Se la presenza nell’antologia di Mengaldo resta – oltre a una non rada serie di convegni e omaggi, specie nell’ultimo quindicennio – uno degli ultimi riconoscimenti critici di peso attribuiti a Gatto, ora – dopo la pubblicazione delle note e degli aforismi, riuniti pochi mesi fa da Aragno nei Pensieri – una nuova occasione di ridiscutere il ruolo e i risultati del poeta di Salerno la fornisce l’uscita della sua opera in versi – Tutte le poesie (pp. 812, € 26,00) – che Mondadori inserisce nella collana «Oscar Baobab». Forse anche l’idea di sostituire la suggestiva Natura morta con limoni di Felice Casorati – che campeggiava sulla copertina del vecchio «Oscar», più immediatamente facile da associare al Gatto classicamente, canonicamente ermetico, al clima entre deux guerres – e di affidare la bella copertina del volume all’Alfabeto artistico di Ivan Tresoldi – poeta e artista di strada milanese non ancora quarantenne – può avere la funzione o almeno l’effetto, anche involontario, di «avvicinare» Gatto, di riportarlo in qualche modo «fra noi» (anche se il formato, fortemente espanso e adatto comunque a far risaltare l’oggetto-libro, non è certo da bisaccia).
La riproposta è peraltro arricchita da alcuni elementi di novità: mentre si conferma la medesima e ampia introduzione di Silvio Ramat, il volume ospita anche una ventina di testi inediti, fra cui spiccano alcune poesie-ritratto o omaggi ad altri poeti, scrittori e artisti (Landolfi, Moravia, Bertolucci, e soprattutto Montale: «A non sapere, a non volere, quale / notizia può sorprenderci, che il male / di vivere non abbia fatta sua?
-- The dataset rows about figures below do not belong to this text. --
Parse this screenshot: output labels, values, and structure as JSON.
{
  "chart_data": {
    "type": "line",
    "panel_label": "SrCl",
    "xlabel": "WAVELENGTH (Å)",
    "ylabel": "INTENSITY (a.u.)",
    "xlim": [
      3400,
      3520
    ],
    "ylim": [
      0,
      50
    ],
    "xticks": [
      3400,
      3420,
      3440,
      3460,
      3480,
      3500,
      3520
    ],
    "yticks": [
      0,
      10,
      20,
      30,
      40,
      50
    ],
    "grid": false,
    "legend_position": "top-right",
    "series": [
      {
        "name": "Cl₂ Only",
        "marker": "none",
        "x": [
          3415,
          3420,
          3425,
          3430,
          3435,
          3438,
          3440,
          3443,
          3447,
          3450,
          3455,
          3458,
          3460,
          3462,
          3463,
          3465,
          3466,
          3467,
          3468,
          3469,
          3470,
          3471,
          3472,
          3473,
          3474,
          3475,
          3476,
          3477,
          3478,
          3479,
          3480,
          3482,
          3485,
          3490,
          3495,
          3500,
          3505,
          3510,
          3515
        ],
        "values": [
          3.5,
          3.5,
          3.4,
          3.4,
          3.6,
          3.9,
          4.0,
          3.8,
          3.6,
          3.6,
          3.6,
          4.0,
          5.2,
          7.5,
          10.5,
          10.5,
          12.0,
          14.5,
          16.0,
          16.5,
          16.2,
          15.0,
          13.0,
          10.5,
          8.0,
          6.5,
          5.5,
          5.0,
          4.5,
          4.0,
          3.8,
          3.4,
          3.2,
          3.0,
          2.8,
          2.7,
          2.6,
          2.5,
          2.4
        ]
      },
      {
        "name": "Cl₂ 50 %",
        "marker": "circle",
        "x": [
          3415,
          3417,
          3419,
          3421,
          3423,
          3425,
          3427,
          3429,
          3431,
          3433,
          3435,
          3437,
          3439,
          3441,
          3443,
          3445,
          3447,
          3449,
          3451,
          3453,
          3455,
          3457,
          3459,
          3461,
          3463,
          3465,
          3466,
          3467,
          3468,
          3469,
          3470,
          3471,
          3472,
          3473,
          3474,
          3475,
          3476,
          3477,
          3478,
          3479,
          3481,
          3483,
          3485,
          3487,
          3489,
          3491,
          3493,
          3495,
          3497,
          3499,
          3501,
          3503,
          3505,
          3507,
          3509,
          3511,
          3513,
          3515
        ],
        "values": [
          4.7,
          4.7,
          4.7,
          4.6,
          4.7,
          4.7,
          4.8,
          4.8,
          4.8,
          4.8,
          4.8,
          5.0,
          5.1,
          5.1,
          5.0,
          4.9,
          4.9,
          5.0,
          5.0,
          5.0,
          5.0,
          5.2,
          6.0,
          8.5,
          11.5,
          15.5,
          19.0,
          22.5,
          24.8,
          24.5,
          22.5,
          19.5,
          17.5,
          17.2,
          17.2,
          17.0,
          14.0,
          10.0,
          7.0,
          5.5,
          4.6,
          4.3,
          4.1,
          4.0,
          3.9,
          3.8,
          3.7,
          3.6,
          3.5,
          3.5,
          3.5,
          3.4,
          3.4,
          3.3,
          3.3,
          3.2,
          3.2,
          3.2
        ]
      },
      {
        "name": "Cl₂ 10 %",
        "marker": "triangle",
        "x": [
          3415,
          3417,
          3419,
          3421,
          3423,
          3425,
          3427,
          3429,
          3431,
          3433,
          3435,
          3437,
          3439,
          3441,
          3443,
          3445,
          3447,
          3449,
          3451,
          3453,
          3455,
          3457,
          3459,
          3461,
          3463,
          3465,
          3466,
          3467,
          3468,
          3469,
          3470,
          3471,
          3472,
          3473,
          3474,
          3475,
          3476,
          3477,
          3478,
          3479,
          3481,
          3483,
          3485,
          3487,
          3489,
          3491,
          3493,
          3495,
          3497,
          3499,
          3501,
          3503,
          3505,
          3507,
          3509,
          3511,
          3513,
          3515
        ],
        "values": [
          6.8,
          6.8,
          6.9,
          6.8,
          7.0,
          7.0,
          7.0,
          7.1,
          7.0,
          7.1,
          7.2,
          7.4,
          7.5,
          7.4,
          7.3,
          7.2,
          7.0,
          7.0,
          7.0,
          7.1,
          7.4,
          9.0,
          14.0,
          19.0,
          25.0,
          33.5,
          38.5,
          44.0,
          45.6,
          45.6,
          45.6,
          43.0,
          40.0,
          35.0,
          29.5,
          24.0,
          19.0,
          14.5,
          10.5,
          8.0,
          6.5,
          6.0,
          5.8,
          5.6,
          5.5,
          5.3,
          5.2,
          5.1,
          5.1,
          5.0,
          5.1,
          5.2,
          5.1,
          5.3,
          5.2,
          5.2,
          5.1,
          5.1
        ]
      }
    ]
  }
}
Così fui solo a dirmi; vai, Montale, / con questa morte finalmente tua»; e insieme a questi, ecco una manciata di versi proprio per Pasolini, a rinforzare il già fortunatissimo topos della poesia-lamento per la sua morte).
In certo senso anche più suggestiva di queste pur interessanti addizioni è forse, per il lettore di Gatto, l’aggiunta delle «poesie fiabe rime ballate per i bambini d’ogni età» del Vaporetto, del 1963. Le risonanze e gli echi dell’età infantile sono del resto un tema decisamente pervasivo per Gatto – sin dall’inizio della sua esperienza di scrittura – e che si insinua spesso, e perlopiù con l’ammissione esplicita del soggetto, con un sapore di inevitabilità, nelle vicende del poeta da adulto. Già in Isola (1929-’32) il titolo di uno dei primi testi è proprio «Infanzia». Ma l’età magica appare subito striata d’altro, di inquietudine e malinconici presagi, se il «bambino invecchiato» – sulla falsariga del «fanciullo invecchiato» degli Ossi di seppia montaliani, ma come intenerendolo – è ritratto nell’abituale gesto di andare «a trovare i suoi morti / rinchiusi in armadi sconnessi»: ecco fermato, nel giro brevissimo di due versi, il cortocircuito costante, in Gatto, tra infanzia, morte e dimensione onirico-allucinatoria, che dà forma a scatti analogici per cui si è potuto parlare di un suo surrealismo. Così, se si attraversano ora i versi del Vaporetto, è probabilmente inevitabile sentir affiorare, dietro la superficie levigatissima delle rime e dietro i grumi più rilevati delle immagini, lo stesso e pur attenuatissimo senso di vuoto che offre il Gatto «maggiore». Basti leggere due stanze della «Filastrocca», a partire dal bellissimo attacco: «Avete visto che tutto è perfetto / nel mondo come un bacio, / la casa col suo tetto / il bimbo col suo letto / il topo col suo cacio?». Ma la chiusa ribalta, o almeno incrina, la compatta perfezione dell’inizio: «Continuate or voi la filastrocca. / Fanciulli ora vi tocca / spiegar la vela al mare, / mettervi in cammino / e forse non trovare / dove la luna e il sole / s’addormono vicino». La chiave finale è quella di una appena sussurrata mancanza. Difficile dunque resistere alla tentazione di vedere, anche nei versi più innocui e cantabili, la ferita dell’adulto.
Conferme se ne trovano – oltre che nelle poesie di Morto ai paesi, con una morte che allunga la propria ombra anche sugli elementi più vitali, come il mare, o sul ricordo – nei brevi paragrafi di riflessione sulla poesia, che sono pure allegati al volume. Qui, in sincronia con tanti esempi della grande lirica moderna, chi scrive versi è semplicemente colui che «nulla possiede che non abbia già amato e perduto». E la poesia, annota ancora Gatto, porta «con sé per il poeta l’incapacità di imparare a vivere». È insomma il luogo di una convivenza interminabile fra il bambino e l’adulto, su scia evidentemente leopardiana e poi pascoliana, come dimostra anche il continuo, ossessivo ricorrere delle figure del suo ‘romanzo familiare’ – la madre, certo, ma anche il padre, che proprio con la morte può in certo modo sovrapporsi alla figura materna, dando forma a una sorta di unico ‘mito di origine’ – nei suoi versi. «Il poeta – si legge nel congedo autoriale all’edizione del 1960 delle Poesie – manca a tutte le occasioni, anche se insiste nel cercarle»: come insistentemente cercata sarà sempre, da Gatto, la maternità protettiva della propria stessa voce e del proprio paesaggio, la pervicace «pazienza d’essere l’uguale / morto che canta ai suoi paesi».